Perhaps countless civilizations have already gone through this.
Purposefully Stopped Inventing
Humans are unique on the planet for two reasons. First, we’re toolmakers. Second, we pine for more. More everything. The richest and most accomplished among us still want more. This carnal desire has brought us far evolutionarily, intellectually, and economically.
This desire for excess is probably a prerequisite for any species to become advanced. But perhaps that desire eventually causes enough planet-scale issues that it forces the realization that it can be overcome.
A small problem is ignorable and a medium problem is annoying, but a big problem is fixed.
Maybe we’ll reach some philosophical understanding of the universe and our own nature that shuts down that desire for excess, that makes every human being happy and healthy but doesn't also advance science, or at least spacefaring science.
If so, civilizations that have those two properties necessary for growth are stopped from growing by those very same properties' eventual destructive tendencies.
Once overcome, perhaps we'll stop extraplanetary operations and live out our lives on the planet we grew up on, solarpunk style.

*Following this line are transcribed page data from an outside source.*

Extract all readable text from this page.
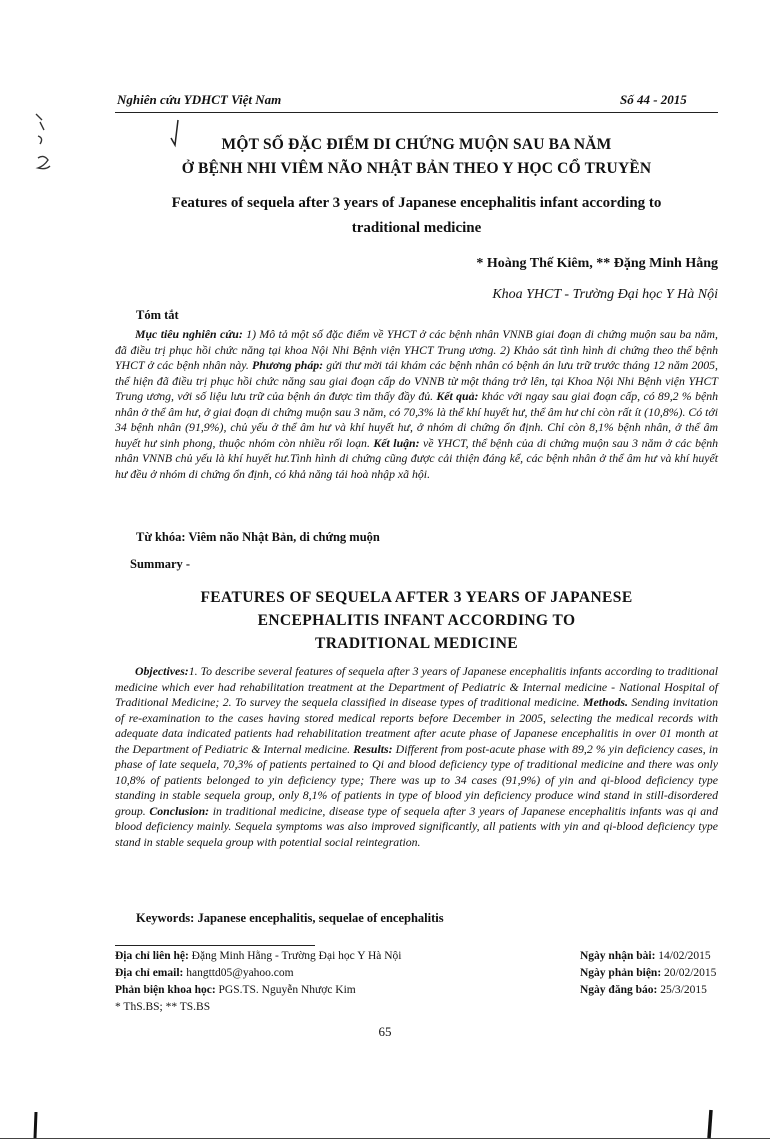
Nghiên cứu YDHCT Việt Nam	Số 44 - 2015
MỘT SỐ ĐẶC ĐIỂM DI CHỨNG MUỘN SAU BA NĂM
Ở BỆNH NHI VIÊM NÃO NHẬT BẢN THEO Y HỌC CỔ TRUYỀN
Features of sequela after 3 years of Japanese encephalitis infant according to
traditional medicine
* Hoàng Thế Kiêm, ** Đặng Minh Hằng
Khoa YHCT - Trường Đại học Y Hà Nội
Tóm tắt

Mục tiêu nghiên cứu: 1) Mô tả một số đặc điểm về YHCT ở các bệnh nhân VNNB giai đoạn di chứng muộn sau ba năm, đã điều trị phục hồi chức năng tại khoa Nội Nhi Bệnh viện YHCT Trung ương. 2) Khảo sát tình hình di chứng theo thể bệnh YHCT ở các bệnh nhân này. Phương pháp: gửi thư mời tái khám các bệnh nhân có bệnh án lưu trữ trước tháng 12 năm 2005, thể hiện đã điều trị phục hồi chức năng sau giai đoạn cấp do VNNB từ một tháng trở lên, tại Khoa Nội Nhi Bệnh viện YHCT Trung ương, với số liệu lưu trữ của bệnh án được tìm thấy đầy đủ. Kết quả: khác với ngay sau giai đoạn cấp, có 89,2 % bệnh nhân ở thể âm hư, ở giai đoạn di chứng muộn sau 3 năm, có 70,3% là thể khí huyết hư, thể âm hư chỉ còn rất ít (10,8%). Có tới 34 bệnh nhân (91,9%), chủ yếu ở thể âm hư và khí huyết hư, ở nhóm di chứng ổn định. Chỉ còn 8,1% bệnh nhân, ở thể âm huyết hư sinh phong, thuộc nhóm còn nhiều rối loạn. Kết luận: về YHCT, thể bệnh của di chứng muộn sau 3 năm ở các bệnh nhân VNNB chủ yếu là khí huyết hư.Tình hình di chứng cũng được cải thiện đáng kể, các bệnh nhân ở thể âm hư và khí huyết hư đều ở nhóm di chứng ổn định, có khả năng tái hoà nhập xã hội.

Từ khóa: Viêm não Nhật Bản, di chứng muộn
Summary -
FEATURES OF SEQUELA AFTER 3 YEARS OF JAPANESE
ENCEPHALITIS INFANT ACCORDING TO
TRADITIONAL MEDICINE

Objectives:1. To describe several features of sequela after 3 years of Japanese encephalitis infants according to traditional medicine which ever had rehabilitation treatment at the Department of Pediatric & Internal medicine - National Hospital of Traditional Medicine; 2. To survey the sequela classified in disease types of traditional medicine. Methods. Sending invitation of re-examination to the cases having stored medical reports before December in 2005, selecting the medical records with adequate data indicated patients had rehabilitation treatment after acute phase of Japanese encephalitis in over 01 month at the Department of Pediatric & Internal medicine. Results: Different from post-acute phase with 89,2 % yin deficiency cases, in phase of late sequela, 70,3% of patients pertained to Qi and blood deficiency type of traditional medicine and there was only 10,8% of patients belonged to yin deficiency type; There was up to 34 cases (91,9%) of yin and qi-blood deficiency type standing in stable sequela group, only 8,1% of patients in type of blood yin deficiency produce wind stand in still-disordered group. Conclusion: in traditional medicine, disease type of sequela after 3 years of Japanese encephalitis infants was qi and blood deficiency mainly. Sequela symptoms was also improved significantly, all patients with yin and qi-blood deficiency type stand in stable sequela group with potential social reintegration.

Keywords: Japanese encephalitis, sequelae of encephalitis
Địa chỉ liên hệ: Đặng Minh Hằng - Trường Đại học Y Hà Nội
Địa chỉ email: hangttd05@yahoo.com
Phản biện khoa học: PGS.TS. Nguyễn Nhược Kim
* ThS.BS; ** TS.BS
Ngày nhận bài: 14/02/2015
Ngày phản biện: 20/02/2015
Ngày đăng báo: 25/3/2015
65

Perhaps countless of civilizations are currently doing this.
Stunted by our Carrier
We're only starting to understand the complexity of the gut biome. It is an entire colony of bacteria—a civilization—that operates inside us in symbiosis.
The bacteria in the biome probably don't know that their world is inside a person, who lives in an even larger world.
Maybe we're in someone else's gut biome. In the same way a bacterium doesn't have concepts for a coffee table or a planet, we could be missing concepts much larger than us—outside the visible universe, maybe—that influence our world or galaxy or universe the same way our bodies influence our gut biomes.
Maybe that larger being has some defense mechanism—like we have white blood cells—that prevents civilizations from getting into a bad state, and intersolar operations are a bad state.
Perhaps countless civilizations have already gone through this.
Left
Maybe every civilization advanced to the point where they found a way out. Out of our universe, or our of our spatial or temporal dimensions. Maybe they discovered time travel and there’s some reason they really wanted to use it, so they time traveled their entire civilization far into the future, like past the heat death of the universe.
Maybe that’s what dark energy is—planets or star systems or galaxies that are time traveling from the past into the future, pulling the metaphorical fabric of spacetime up instead of weighing it down.
Perhaps countless civilizations will meet each other on the other side.
#nofilter
Maybe everything is perfect and many extraterrestrial civilizations exist just fine, just not in ways we can perceive, and maybe they equally cannot perceive us. Maybe they are what dark matter is.
Maybe there are entire empires spread across the galaxies thriving, but they somehow exist and have always existed in a perceptual level of the universe we don’t even know about, like how my dog doesn't know about wifi.
Perhaps countless civilizations are out there, existing among us.
Would It Be Bad to be Filtered?
Some of these Great Filters would actually be advancements. It would be great to reach fully reproductive freedom, or to re-achieve symbiosis with the resources available to us.
It pulls at me, though, that in these scenarios the species will stop existing, because I really want us to continue existing. I'm a curious person. I'm so curious, that even after I'm dead I want others to uncover all my unsatisfied curiosities of physics and the universe, even if I won't be around to be curious about them anymore.
But that's not my choice to make. If everyone alive is happy, and our species dwindles into nothingness because of it… is that bad?
Maybe countless civilizations have already gone through it.